Tissue microarray (TMA) results have suggested that ECE and its related metalloproteinase NEP are useful indicators of tumour progression. This has been filed as a diagnostic patent and proof of concept is currently being investigated in a clinical model.

Cellular genes involved in Kaposis sarcoma associated reactivation and lytic replication

Dr A. Whitehouse, Dr J. Boyne, Dr J. McBride and Miss F. Gould

The etiological agent of Kaposis sarcoma, Kaposis sarcoma associated herpesvirus virus (KSHV), is the most recently identified human tumour virus. The presence of the virus has also been detected in a variety of lymphoproliferative disorders including primary effusion lymphoma and multicentric Castleman's disease. Like other herpesviruses, KSHV has two distinct forms of infection, latent persistence and lytic replication. Although latent persistence has been implicated in tumourigenesis, it is evident that reactivation and lytic replication plays an important part in the pathogenesis and spread of KSHV infection.

The KSHV Rta protein is the key gene product which regulates viral lytic gene expression. Analysis of the KSHV Rta protein has shown that it is produced as immediate early protein, capable of autoregulating its own expression and has the ability to activate transcription of various viral and cellular genes. It activates transcription directly following interactions with promoters containing a specific sequence motif, or indirectly by interactions with cellular transcription factors.

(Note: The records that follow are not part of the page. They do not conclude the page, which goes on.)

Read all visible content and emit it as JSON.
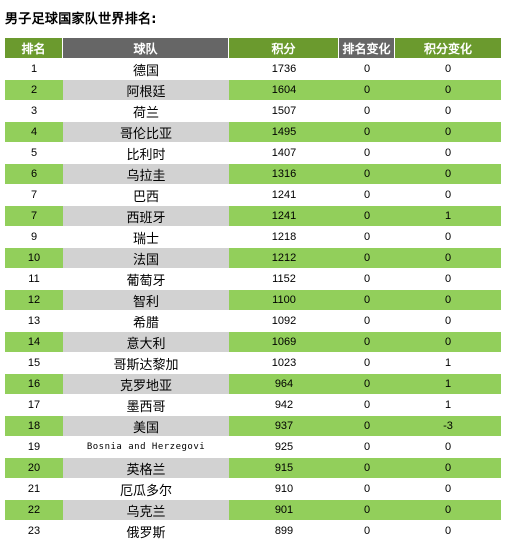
{
  "title": "男子足球国家队世界排名:",
  "columns": [
    "排名",
    "球队",
    "积分",
    "排名变化",
    "积分变化"
  ],
  "rows": [
    {
      "rank": "1",
      "team": "德国",
      "points": "1736",
      "rank_change": "0",
      "points_change": "0"
    },
    {
      "rank": "2",
      "team": "阿根廷",
      "points": "1604",
      "rank_change": "0",
      "points_change": "0"
    },
    {
      "rank": "3",
      "team": "荷兰",
      "points": "1507",
      "rank_change": "0",
      "points_change": "0"
    },
    {
      "rank": "4",
      "team": "哥伦比亚",
      "points": "1495",
      "rank_change": "0",
      "points_change": "0"
    },
    {
      "rank": "5",
      "team": "比利时",
      "points": "1407",
      "rank_change": "0",
      "points_change": "0"
    },
    {
      "rank": "6",
      "team": "乌拉圭",
      "points": "1316",
      "rank_change": "0",
      "points_change": "0"
    },
    {
      "rank": "7",
      "team": "巴西",
      "points": "1241",
      "rank_change": "0",
      "points_change": "0"
    },
    {
      "rank": "7",
      "team": "西班牙",
      "points": "1241",
      "rank_change": "0",
      "points_change": "1"
    },
    {
      "rank": "9",
      "team": "瑞士",
      "points": "1218",
      "rank_change": "0",
      "points_change": "0"
    },
    {
      "rank": "10",
      "team": "法国",
      "points": "1212",
      "rank_change": "0",
      "points_change": "0"
    },
    {
      "rank": "11",
      "team": "葡萄牙",
      "points": "1152",
      "rank_change": "0",
      "points_change": "0"
    },
    {
      "rank": "12",
      "team": "智利",
      "points": "1100",
      "rank_change": "0",
      "points_change": "0"
    },
    {
      "rank": "13",
      "team": "希腊",
      "points": "1092",
      "rank_change": "0",
      "points_change": "0"
    },
    {
      "rank": "14",
      "team": "意大利",
      "points": "1069",
      "rank_change": "0",
      "points_change": "0"
    },
    {
      "rank": "15",
      "team": "哥斯达黎加",
      "points": "1023",
      "rank_change": "0",
      "points_change": "1"
    },
    {
      "rank": "16",
      "team": "克罗地亚",
      "points": "964",
      "rank_change": "0",
      "points_change": "1"
    },
    {
      "rank": "17",
      "team": "墨西哥",
      "points": "942",
      "rank_change": "0",
      "points_change": "1"
    },
    {
      "rank": "18",
      "team": "美国",
      "points": "937",
      "rank_change": "0",
      "points_change": "-3"
    },
    {
      "rank": "19",
      "team": "Bosnia and Herzegovi",
      "points": "925",
      "rank_change": "0",
      "points_change": "0"
    },
    {
      "rank": "20",
      "team": "英格兰",
      "points": "915",
      "rank_change": "0",
      "points_change": "0"
    },
    {
      "rank": "21",
      "team": "厄瓜多尔",
      "points": "910",
      "rank_change": "0",
      "points_change": "0"
    },
    {
      "rank": "22",
      "team": "乌克兰",
      "points": "901",
      "rank_change": "0",
      "points_change": "0"
    },
    {
      "rank": "23",
      "team": "俄罗斯",
      "points": "899",
      "rank_change": "0",
      "points_change": "0"
    }
  ],
  "colors": {
    "header_green": "#6b9a2e",
    "header_gray": "#666666",
    "row_green": "#92cf5b",
    "row_gray": "#d2d2d2"
  }
}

We are currently investigating the role of two cellular proteins which interact with Rta. Hey-1 is a cellular transcriptional repressor protein which interacts with KSHV Rta. The interaction is a particular intriguing one, as Hey-1 represses KSHV lytic promoters, therefore why would Rta interact with a transcriptional repressor protein, given its in transcriptional activation? However, we have demonstrated that KSHV Rta acts as an ubiquitin E3 ligase, targeting Hey-1 for proteasomal degradation to allow the initiation and completion of the lytic replication cycle. The second cellular protein KSHV Rta interacts with is HMG-A. We have shown HMG-A can synergistically enhance KSHV Rta transactivation of lytic promoters, by directly binding to these lytic promoters and enhancing KSHV Rta binding to these promoters. These results demonstrate that the recruitment of cellular genes by KSHV Rta are essential for KSHV reactivation and lytic gene expression.

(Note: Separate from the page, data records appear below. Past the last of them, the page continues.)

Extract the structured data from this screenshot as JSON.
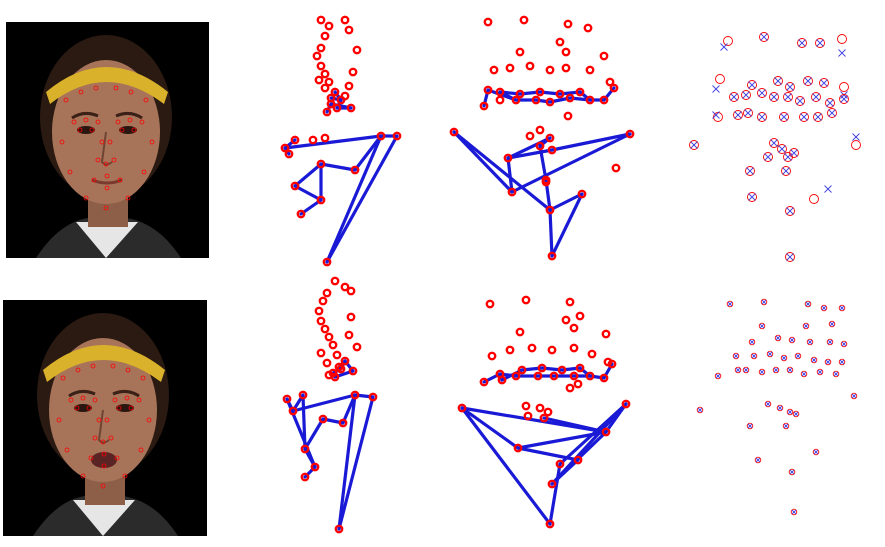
{
  "figure": {
    "rows": [
      {
        "id": "row-top",
        "expression": "neutral"
      },
      {
        "id": "row-bottom",
        "expression": "mouth-open"
      }
    ],
    "panels": [
      "face-photo-with-landmarks",
      "landmark-side-view",
      "landmark-front-view",
      "landmark-overlay-comparison"
    ]
  },
  "colors": {
    "marker": "#ff0000",
    "edge": "#1a1ad6",
    "cross": "#4040e0",
    "background": "#ffffff",
    "photo_bg": "#000000",
    "headband": "#d9b12a",
    "hair": "#2a1a12",
    "skin": "#a77459"
  }
}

Regulation of the Miz-1 transcription factor

Dr S.C. Wright

Many tumours are characterised by deregulation of the Myc transcription factor, resulting in uncontrolled cellular proliferation and a block in differentiation. We have shown that the overexpression of Myc in human tumours is associated with transcriptional repression of the differentiation-associated Mad4 gene. This repression is mediated by the interaction of Myc with the multi-zinc finger protein Miz-1. We have characterised the mechanism whereby Miz-1 recognises diverse target genes, and have identified additional novel proteins that interact with Miz-1. We are currently determining the structure of Miz-1 in association with its interacting partners. This work will have relevance for the design of cancer therapeutic strategies aimed at disrupting the interaction of Miz-1 with its co-regulators.

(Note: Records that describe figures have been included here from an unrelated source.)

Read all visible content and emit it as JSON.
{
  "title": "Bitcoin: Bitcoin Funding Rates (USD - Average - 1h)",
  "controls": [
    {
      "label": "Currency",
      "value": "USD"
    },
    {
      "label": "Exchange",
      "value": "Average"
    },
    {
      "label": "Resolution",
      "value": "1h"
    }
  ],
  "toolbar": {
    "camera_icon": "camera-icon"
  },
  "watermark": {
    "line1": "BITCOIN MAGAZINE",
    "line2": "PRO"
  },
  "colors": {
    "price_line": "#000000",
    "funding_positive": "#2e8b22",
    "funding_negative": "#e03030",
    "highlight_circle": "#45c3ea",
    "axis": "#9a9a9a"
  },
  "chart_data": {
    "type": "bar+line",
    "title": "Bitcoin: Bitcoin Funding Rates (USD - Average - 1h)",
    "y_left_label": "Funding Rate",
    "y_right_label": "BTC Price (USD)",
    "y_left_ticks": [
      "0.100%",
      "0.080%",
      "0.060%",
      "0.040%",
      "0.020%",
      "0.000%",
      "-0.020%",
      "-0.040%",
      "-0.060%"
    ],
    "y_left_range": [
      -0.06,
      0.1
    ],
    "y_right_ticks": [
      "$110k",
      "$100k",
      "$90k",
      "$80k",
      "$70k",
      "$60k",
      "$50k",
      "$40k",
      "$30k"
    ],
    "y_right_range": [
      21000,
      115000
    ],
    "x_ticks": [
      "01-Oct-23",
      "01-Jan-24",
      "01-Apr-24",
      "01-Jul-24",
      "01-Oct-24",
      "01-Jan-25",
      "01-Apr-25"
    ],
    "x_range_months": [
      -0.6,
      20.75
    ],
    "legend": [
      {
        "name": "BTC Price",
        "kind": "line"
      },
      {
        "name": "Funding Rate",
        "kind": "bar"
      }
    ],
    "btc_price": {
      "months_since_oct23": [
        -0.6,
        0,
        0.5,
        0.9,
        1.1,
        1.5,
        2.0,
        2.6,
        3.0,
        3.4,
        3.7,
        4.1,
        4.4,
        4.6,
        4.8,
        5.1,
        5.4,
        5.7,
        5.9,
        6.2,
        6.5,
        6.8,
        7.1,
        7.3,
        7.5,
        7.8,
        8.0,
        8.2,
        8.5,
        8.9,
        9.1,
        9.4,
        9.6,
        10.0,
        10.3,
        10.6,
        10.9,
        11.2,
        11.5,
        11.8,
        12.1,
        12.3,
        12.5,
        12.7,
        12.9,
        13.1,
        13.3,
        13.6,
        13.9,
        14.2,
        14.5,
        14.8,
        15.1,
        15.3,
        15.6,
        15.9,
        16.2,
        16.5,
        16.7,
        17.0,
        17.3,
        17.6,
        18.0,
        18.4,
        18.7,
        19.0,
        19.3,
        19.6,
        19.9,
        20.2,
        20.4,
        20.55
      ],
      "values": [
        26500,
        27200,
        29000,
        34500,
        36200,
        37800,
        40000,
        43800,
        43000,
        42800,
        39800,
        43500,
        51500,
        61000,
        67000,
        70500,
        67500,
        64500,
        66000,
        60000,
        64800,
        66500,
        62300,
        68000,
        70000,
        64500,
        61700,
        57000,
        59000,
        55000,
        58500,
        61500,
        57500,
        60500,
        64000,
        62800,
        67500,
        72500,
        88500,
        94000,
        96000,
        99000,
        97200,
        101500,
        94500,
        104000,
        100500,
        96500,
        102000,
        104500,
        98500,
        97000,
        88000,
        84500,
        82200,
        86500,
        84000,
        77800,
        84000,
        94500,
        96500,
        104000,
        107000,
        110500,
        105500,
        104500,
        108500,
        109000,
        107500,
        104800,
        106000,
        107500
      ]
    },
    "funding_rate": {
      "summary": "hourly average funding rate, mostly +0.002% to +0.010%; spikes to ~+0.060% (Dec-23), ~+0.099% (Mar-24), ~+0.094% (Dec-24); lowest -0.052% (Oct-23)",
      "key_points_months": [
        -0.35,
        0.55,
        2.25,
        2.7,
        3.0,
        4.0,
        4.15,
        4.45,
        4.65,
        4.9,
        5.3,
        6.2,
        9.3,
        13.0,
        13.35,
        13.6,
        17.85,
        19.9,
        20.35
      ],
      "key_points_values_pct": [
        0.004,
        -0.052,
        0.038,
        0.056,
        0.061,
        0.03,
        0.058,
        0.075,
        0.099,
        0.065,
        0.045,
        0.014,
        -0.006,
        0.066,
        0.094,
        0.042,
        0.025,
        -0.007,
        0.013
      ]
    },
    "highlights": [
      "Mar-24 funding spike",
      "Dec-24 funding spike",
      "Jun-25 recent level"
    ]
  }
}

Transcriptional targets of mammalian Mad family proteins

Dr S.C. Wright

Myc and Mad family proteins are transcription factors that function as central regulators of cell proliferation, differentiation and apoptosis. Myc promotes cell cycle progression; the overexpression of Myc in many human tumours results in uncontrolled cell division and a loss of differentiation. The biological activity of Myc is normally antagonized by the Mad family proteins (Mad1, Mxi1, Mad3 and Mad4) that are thought to function as tumour suppressors. The identification of transcriptional targets of Myc and Mad proteins is essential for the ultimate design of therapeutic strategies aimed at tumours associated with de-regulation of Myc or Mad. We have used a combination of chromatin immunoprecipitation and genomic microarrays to identify genes that are bound and transcriptionally regulated by the various members of the Myc/Max/Mad network in normal and tumour cells.